For some companies, every single night!

Money chases the sun. At the end of trading in New York you make a swap with a company in Japan that at the end of trading in Japan does the same with London then back to New York. Any money not swapped doesn't make money overnight.

This is called the overnight repo market. But if you don't get your money back in the morning, you've got a problem.

Is it possible to quantify how much "active" vs "passive" money/capital there is?
I doubt that it is possible to properly quantify how much capital there is, let alone to classify it.

http://www.fintools.com/docs/Warren%20Buffet%20on%20Derivati... is nearly 20 years old, but Warren Buffet's criticism of how we account for the value of derivatives is as true today as it was then.

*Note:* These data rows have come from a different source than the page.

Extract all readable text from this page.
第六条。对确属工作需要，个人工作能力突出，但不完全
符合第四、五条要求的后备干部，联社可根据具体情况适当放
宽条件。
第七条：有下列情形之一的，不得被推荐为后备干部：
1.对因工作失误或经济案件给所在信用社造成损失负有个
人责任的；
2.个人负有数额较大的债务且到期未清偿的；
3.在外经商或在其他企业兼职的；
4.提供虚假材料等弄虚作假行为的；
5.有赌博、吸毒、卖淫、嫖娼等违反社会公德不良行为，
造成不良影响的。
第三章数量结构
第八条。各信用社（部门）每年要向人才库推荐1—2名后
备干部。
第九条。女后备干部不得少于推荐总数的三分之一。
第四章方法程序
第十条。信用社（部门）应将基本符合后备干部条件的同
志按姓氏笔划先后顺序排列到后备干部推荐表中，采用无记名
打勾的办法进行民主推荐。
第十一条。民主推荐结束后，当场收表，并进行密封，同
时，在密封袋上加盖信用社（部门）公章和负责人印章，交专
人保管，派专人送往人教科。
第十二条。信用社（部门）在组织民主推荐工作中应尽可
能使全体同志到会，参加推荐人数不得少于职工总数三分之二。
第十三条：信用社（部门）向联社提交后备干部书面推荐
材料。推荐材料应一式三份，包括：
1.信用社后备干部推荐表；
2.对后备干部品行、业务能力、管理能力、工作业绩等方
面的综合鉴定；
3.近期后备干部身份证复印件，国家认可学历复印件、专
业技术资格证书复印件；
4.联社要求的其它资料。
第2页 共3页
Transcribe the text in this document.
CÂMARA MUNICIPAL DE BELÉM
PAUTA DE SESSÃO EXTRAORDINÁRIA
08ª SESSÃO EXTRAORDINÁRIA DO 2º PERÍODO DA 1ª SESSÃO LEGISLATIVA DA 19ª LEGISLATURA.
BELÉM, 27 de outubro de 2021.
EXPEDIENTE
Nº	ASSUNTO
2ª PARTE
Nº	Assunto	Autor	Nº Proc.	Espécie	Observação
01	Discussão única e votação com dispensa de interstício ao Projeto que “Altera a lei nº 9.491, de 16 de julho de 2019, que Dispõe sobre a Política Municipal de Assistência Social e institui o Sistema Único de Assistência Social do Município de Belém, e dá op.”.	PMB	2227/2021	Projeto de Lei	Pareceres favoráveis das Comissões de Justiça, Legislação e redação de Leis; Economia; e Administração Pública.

Great question! Realized I was mixing different company sizes in the original post.

This would most likely be hitting smaller to medium sizes firms (e.g. Hedge Funds) that are holding a larger position in a security. The small/med firms don't "self clear" so they tend to depend on a larger firm to do that for them.

I should also point out: I used the example of one big position but it could also be a bunch of medium sized positions and then the PB says "Hmmm, we don't agree with 1 or more of those positions so we are stopping trading with you on all of them."

It's never reasonable although it doesn't stop people from doing it. History has shown us the folly of this (eg read "When Genius Failed" for a great history of the LTCM collapse). Due to multiple failures, large banks are to a greater or lesser extent prevented from doing this, but smaller financial players do get themselves into trouble.
The London whale, Long Term Capital Management, etc etc.